La contrainte pénale, grande innovation de loi du 15 août 2014 « relative à l’individualisation des peines et à la prévention de la récidive », est aujourd’hui très peu appliquée par les juges. Une centaine serait prononcée chaque mois en France, au côté d’environ 25 000 peines d’emprisonnement ferme ou avec sursis (partiel ou total).
Il s’agissait de permettre aux tribunaux de prononcer une peine alternative à la prison, individualisée après un travail d’enquête et de préparation confié aux services pénitentiaires d’insertion et de probation (SPIP). Cette peine qui peut être prononcée pour les délits passibles de moins de cinq ans d’emprisonnement (vol simple, usage de stupéfiant, délits routiers, violences, etc.), peut comprendre des obligations (réparation de dommages causés par l’infraction, formation professionnelle, traitements médicaux, programmes de prévention de la récidive, etc.) et des interdictions (conduire un véhicule, aller au bistrot, fréquenter certaines personnes ou certains lieux). Des mesures mises en œuvre et contrôlées par les conseillers d’insertion.

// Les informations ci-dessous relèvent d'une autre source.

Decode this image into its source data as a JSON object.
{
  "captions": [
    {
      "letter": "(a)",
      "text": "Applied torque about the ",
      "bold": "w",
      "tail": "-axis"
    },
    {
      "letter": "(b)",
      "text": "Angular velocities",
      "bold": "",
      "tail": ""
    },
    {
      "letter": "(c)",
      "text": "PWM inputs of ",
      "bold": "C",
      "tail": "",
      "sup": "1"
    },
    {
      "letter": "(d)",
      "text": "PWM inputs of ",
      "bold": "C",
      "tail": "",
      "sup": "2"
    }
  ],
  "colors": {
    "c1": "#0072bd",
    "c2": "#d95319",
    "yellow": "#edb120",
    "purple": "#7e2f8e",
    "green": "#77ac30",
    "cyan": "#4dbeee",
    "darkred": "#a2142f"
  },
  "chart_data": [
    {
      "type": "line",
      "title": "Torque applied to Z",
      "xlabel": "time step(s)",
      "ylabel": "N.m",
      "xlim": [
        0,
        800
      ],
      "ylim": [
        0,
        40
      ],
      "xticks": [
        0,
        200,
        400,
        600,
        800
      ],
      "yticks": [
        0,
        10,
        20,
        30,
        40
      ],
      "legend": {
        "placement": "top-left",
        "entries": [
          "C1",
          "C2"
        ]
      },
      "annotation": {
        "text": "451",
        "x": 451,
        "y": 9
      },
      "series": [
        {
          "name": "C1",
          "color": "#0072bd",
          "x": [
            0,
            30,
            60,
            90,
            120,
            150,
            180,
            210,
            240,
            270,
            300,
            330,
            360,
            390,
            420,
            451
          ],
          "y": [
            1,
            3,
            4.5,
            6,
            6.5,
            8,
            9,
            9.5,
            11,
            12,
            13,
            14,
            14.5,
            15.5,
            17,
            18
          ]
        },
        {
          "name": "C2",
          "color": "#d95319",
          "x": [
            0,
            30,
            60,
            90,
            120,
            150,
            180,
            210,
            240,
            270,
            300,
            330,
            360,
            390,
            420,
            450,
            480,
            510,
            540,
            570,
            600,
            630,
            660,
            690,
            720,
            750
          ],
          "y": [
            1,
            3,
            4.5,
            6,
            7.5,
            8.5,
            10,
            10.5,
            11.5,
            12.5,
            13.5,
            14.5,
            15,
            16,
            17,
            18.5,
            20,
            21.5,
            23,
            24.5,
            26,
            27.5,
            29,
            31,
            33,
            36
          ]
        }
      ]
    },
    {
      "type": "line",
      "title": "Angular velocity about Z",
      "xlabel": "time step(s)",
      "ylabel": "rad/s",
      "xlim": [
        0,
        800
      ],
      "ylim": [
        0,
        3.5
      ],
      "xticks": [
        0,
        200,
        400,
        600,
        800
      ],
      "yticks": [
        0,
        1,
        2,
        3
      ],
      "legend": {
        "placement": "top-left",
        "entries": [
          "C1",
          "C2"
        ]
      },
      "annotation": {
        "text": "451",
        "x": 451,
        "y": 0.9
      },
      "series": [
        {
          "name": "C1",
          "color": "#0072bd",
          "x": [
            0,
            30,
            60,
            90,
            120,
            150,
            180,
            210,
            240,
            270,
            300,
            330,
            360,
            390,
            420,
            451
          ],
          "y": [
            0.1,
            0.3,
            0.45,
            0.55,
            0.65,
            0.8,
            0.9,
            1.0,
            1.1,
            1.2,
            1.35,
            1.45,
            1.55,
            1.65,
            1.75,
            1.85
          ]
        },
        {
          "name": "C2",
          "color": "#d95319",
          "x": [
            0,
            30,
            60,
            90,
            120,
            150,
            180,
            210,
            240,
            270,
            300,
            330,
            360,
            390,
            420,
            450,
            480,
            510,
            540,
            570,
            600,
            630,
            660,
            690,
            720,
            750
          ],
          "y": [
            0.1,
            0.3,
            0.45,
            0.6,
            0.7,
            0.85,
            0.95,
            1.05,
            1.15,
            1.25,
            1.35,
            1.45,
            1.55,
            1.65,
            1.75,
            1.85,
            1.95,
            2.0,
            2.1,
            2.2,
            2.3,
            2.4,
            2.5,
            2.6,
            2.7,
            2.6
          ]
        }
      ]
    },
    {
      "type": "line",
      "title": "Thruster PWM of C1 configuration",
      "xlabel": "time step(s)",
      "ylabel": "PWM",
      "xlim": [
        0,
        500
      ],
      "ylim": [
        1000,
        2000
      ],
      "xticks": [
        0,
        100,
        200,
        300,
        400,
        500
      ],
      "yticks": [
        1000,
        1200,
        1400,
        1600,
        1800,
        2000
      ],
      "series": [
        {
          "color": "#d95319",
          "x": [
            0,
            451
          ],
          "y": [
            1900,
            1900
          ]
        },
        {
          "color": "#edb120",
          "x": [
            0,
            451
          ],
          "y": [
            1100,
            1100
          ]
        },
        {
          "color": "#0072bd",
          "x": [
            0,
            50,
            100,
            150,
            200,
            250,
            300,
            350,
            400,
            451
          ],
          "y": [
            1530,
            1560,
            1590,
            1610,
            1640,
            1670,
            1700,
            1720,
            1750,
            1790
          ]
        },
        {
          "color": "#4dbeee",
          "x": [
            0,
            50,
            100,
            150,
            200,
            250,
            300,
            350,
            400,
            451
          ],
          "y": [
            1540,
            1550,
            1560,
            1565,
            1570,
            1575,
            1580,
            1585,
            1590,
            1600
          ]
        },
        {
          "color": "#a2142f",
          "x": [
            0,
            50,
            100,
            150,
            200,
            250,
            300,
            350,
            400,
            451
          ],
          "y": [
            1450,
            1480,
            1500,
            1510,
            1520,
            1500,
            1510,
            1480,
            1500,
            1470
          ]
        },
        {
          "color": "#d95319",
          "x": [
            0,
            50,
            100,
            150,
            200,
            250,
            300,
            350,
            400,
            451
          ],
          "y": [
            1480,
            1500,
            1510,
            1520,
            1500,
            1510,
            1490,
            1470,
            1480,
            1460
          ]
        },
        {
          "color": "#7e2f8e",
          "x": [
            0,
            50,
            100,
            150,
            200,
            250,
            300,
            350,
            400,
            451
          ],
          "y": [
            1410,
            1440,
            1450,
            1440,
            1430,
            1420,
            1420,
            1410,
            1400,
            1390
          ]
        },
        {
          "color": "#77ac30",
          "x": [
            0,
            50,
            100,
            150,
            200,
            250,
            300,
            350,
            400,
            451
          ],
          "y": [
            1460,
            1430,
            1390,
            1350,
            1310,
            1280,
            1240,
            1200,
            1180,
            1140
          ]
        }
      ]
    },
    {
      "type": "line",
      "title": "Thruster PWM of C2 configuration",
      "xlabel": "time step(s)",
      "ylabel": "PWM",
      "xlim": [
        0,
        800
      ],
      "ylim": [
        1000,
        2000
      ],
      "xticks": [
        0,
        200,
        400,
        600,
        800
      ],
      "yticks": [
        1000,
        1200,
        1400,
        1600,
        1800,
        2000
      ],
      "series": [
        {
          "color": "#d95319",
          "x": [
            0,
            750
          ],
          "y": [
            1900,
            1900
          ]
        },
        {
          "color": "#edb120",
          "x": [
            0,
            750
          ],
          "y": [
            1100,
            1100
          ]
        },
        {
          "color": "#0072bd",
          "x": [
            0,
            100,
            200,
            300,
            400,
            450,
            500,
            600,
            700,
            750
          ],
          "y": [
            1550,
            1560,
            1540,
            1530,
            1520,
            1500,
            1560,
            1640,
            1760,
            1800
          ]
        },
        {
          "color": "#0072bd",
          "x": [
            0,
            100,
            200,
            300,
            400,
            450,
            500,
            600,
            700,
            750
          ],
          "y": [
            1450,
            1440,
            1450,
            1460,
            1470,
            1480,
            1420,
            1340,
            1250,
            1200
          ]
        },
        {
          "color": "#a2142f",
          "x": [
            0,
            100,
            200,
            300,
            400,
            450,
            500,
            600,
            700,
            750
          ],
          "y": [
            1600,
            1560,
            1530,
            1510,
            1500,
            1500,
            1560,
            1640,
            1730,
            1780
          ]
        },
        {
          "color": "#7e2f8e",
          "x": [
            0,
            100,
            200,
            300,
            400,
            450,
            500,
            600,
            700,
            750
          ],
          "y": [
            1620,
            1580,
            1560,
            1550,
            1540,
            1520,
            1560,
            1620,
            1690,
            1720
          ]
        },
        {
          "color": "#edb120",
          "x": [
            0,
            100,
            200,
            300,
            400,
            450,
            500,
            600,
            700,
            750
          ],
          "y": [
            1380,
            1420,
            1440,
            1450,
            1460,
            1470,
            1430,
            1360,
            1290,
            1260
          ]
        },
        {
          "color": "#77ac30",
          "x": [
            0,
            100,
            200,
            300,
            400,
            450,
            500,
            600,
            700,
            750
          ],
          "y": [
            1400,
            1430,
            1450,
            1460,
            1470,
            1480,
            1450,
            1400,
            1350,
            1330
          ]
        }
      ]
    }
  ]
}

Les recrutements ont pris du retard
Mais les tâches de ces conseillers pénitentiaires vont très au-delà. Ils sont chargés du suivi « personnalisé » des quelque 250 000 personnes sous main de justice, qu’elles soient écrouées (plus de 77 000 personnes, dont 68 000 détenus) ou placées en milieu ouvert (plus de 172 000). Pour les aider dans leurs démarches d’insertion et surveiller les obligations imposées par la justice, ils sont 3 200 conseillers auxquels s’ajoutent environ 500 cadres du corps des directeurs des services d’insertion et de probation.
Le plan triennal de 1 000 recrutements annoncé en 2014 a pris du retard. Il a dû être étalé sur quatre ans (jusqu’en 2017). Surtout, explique Olivier Caquineau, secrétaire général du Syndicat national de l’ensemble des personnels de l’administration pénitentiaire (Snepap-FSU), « c’est la fonction répressive de la pénitentiaire qui est privilégiée ». Les créations de postes annoncées dans le cadre des deux plans antiterroristes de 2015 et les améliorations indemnitaires négociées en décembre sont allées aux surveillants, pas aux personnels chargés de la prévention de la récidive. Ils y voient un retour de la politique du tout-carcéral.
Une première réunion s’est tenue début avril à la chancellerie, rencontre qualifiée de constructive de part et d’autre. La seconde l’a été beaucoup moins. Depuis, plus rien ne se passe alors que les échanges étaient censés se poursuivre, en particulier sur la partie indemnitaire et statutaire.
Mieux comprendre les ressorts de la récidive
Quant à la contrainte pénale, « il faut réfléchir aux moyens de la relancer », reconnaît Dominique Raimbourg, président de la commission des lois de l’Assemblée nationale, qui pilote le comité de suivi de la réforme de 2014. D’autant plus qu’elle est censée pouvoir être généralisée à partir de janvier 2017 pour les délits passibles d’une peine de cinq ans d’emprisonnement ou plus.
En attendant, le gouvernement s’est enfin doté d’un outil pour mieux comprendre les ressorts de la récidive et de la réinsertion. Le garde des sceaux a installé le 26 avril l’Observatoire de la récidive et de la désistance (la sortie de la délinquance) qui avait été décidé vingt mois plus tôt par un décret du 1er août 2014. Présidée par Henriette Chaubon, conseillère à la chambre criminelle de la Cour de cassation, cette instance qui comprend des scientifiques, des élus et des magistrats va devoir tenter de comprendre ces phénomènes, de les mesurer statistiquement et d’en isoler les facteurs. L’objectif est en particulier d’apporter des éléments précis pour nourrir les réflexions, alors que l’éternel débat répression/prévention tourne en rond.
Les conseillers d’insertion et de probation qui n’ont pas le droit de grève, comme les autres personnels pénitentiaires, espèrent y trouver des arguments pour plaider une meilleure reconnaissance de leurs missions. Pour l’heure, la seule chose qu’ils ont obtenue du ministère de la justice est la fin de la « pré-affectation » qui mettait de jeunes stagiaires n’ayant pas terminé leur formation en lieu et place de conseillers titulaires.